According to a 2014 report issued by the Centers for Medicare and Medicaid Services, spending on health care is estimated to grow at an average rate of 5.7 percent through 2023, which means that hospitals and health care providers will be forced to continue to find cost-effective ways of delivering care and attracting new patients.

“Over the last decade and a half, hospitals did everything they could to rationalize the cost of care,” said Mr. Leibler, noting that many institutions significantly eliminated staff and services to help their bottom lines. “These are things on the periphery that don’t interfere with primary care. Sooner or later, we run out of things to do and need a structural change.”

Mr. Ahn believes Mount Sinai will continue to invest in the five boroughs and the tri-state area to increase the number of patients it can treat, thereby generating more revenue.

“There are struggles,” Mr. Ahn said. “We are all feeling it. Medicare rates are cut in half. Managed care rates are being reduced. It’s a challenge for most hospitals. We have to be very nimble in our business. It’s a very competitive environment. All the major systems are making major real estate investments not only in their infrastructure but in their expansion of ambulatory facilities, which feed the main hospitals.”

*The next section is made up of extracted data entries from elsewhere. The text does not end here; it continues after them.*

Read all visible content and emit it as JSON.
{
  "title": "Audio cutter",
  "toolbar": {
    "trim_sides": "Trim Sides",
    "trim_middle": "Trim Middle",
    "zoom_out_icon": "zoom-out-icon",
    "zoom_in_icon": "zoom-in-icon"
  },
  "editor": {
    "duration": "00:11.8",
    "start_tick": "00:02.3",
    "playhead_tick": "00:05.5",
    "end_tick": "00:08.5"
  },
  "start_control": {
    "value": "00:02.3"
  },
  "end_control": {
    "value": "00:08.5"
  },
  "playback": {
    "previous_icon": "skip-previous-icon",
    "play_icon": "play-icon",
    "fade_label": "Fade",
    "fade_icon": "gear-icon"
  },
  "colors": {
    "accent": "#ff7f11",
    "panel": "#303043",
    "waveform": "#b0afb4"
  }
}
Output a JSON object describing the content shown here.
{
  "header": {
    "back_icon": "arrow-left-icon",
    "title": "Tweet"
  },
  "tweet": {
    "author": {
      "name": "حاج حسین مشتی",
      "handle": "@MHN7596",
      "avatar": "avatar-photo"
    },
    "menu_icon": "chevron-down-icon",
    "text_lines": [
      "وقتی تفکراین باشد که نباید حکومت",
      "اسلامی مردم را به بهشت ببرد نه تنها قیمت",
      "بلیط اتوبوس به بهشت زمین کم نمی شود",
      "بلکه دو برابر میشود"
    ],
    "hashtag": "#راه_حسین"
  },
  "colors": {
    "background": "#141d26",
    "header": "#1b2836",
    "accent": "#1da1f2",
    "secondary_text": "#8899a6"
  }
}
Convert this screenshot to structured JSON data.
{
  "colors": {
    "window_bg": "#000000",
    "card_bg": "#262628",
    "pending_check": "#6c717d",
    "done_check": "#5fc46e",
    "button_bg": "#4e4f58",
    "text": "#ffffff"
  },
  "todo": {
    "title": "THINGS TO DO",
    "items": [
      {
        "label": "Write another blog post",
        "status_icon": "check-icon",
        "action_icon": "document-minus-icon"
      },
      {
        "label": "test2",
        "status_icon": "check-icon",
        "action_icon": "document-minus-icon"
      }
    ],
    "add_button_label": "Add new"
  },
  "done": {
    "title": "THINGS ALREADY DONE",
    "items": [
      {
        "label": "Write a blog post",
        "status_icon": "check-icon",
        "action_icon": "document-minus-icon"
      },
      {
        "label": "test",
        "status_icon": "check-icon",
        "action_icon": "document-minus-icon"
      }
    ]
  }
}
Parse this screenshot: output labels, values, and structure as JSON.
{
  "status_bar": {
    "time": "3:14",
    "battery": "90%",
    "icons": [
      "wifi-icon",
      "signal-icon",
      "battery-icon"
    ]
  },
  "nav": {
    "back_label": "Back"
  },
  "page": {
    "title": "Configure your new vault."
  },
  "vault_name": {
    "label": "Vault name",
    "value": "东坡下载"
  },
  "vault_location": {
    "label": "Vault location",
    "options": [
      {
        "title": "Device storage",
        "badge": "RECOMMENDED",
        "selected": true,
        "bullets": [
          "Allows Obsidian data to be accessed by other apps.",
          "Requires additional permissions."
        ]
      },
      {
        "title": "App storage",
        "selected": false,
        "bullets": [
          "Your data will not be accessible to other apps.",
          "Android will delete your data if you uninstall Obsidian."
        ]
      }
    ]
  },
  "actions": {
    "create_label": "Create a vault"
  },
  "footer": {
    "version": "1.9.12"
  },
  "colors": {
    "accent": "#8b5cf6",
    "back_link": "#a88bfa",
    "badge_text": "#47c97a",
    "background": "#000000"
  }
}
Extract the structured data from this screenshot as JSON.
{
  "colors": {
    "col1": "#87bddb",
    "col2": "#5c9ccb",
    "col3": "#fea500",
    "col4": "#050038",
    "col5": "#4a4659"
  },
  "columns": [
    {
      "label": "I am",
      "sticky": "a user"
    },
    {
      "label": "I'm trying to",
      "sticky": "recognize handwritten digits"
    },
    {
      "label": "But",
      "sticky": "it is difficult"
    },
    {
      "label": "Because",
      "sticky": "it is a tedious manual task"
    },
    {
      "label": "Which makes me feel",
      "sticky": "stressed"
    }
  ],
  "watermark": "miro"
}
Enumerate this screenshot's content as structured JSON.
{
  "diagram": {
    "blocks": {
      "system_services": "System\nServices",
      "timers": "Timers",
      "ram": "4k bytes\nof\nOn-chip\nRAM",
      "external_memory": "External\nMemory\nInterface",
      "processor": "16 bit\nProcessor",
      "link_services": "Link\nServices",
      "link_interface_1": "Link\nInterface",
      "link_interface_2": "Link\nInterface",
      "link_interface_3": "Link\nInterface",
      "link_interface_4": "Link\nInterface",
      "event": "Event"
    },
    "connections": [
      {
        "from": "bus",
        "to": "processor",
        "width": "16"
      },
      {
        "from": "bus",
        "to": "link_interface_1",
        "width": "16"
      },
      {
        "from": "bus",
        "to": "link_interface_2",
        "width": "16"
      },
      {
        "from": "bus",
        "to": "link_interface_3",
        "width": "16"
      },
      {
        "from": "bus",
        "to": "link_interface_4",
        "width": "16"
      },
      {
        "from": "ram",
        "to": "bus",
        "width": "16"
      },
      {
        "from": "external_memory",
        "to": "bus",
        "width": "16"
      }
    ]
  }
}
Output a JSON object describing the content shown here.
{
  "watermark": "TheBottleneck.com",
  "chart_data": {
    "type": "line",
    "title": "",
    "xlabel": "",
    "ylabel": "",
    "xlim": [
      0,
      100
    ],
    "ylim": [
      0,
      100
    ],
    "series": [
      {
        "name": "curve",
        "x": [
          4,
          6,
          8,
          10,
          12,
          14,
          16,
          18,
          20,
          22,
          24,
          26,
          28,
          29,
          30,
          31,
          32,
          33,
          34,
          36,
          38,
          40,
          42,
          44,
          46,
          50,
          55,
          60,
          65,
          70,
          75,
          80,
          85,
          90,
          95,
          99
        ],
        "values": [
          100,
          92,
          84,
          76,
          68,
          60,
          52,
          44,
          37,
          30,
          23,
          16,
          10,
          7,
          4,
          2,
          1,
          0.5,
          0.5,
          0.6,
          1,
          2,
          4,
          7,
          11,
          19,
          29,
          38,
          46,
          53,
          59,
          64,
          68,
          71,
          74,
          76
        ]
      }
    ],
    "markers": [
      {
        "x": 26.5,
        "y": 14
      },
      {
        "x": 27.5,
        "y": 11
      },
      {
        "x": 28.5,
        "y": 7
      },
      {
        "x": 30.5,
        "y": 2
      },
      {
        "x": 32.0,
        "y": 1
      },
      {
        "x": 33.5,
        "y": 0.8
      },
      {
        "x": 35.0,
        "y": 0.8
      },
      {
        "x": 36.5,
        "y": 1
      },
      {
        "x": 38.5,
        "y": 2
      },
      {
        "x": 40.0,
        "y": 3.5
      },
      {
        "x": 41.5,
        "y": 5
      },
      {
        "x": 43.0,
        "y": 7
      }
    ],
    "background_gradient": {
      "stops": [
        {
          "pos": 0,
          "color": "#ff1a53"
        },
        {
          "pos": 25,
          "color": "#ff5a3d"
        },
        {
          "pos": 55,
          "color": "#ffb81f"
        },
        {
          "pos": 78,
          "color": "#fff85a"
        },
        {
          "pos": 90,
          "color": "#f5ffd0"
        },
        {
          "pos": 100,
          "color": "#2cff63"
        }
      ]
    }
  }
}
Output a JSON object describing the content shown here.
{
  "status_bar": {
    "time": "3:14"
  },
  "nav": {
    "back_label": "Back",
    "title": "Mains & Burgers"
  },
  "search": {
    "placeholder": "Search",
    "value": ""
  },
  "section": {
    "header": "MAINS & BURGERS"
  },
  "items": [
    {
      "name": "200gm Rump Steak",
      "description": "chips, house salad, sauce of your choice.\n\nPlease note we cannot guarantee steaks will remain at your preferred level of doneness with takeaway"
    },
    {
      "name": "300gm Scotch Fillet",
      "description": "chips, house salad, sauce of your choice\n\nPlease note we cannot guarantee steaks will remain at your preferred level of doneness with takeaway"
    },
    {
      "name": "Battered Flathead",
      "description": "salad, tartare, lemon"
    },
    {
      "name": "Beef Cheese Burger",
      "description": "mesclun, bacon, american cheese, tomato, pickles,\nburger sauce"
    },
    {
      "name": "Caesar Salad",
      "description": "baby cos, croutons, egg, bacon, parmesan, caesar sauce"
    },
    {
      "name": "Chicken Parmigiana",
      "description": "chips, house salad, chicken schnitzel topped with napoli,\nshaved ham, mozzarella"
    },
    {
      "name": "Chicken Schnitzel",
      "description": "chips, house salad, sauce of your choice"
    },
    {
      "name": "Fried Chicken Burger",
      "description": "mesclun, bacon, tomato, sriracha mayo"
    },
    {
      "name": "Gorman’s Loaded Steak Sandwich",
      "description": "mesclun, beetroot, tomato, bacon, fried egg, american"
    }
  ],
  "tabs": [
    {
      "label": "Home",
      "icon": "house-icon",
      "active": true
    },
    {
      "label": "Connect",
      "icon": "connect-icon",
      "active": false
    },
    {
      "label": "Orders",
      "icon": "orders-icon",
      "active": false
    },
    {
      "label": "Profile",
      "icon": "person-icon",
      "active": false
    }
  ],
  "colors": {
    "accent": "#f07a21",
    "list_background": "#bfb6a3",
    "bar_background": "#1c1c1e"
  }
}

And Mr. Ahn knows he will need to ensure all of his facilities are first rate from an architectural perspective.

“It’s important to have facilities that are modern, patient-friendly, navigate well, are architecturally pleasing and are a place where people want to go and feel a sense of quality medicine being delivered,” he said. “I think that patients sometimes will gravitate to a facility that’s beautiful and well appointed not knowing the quality of doctors.”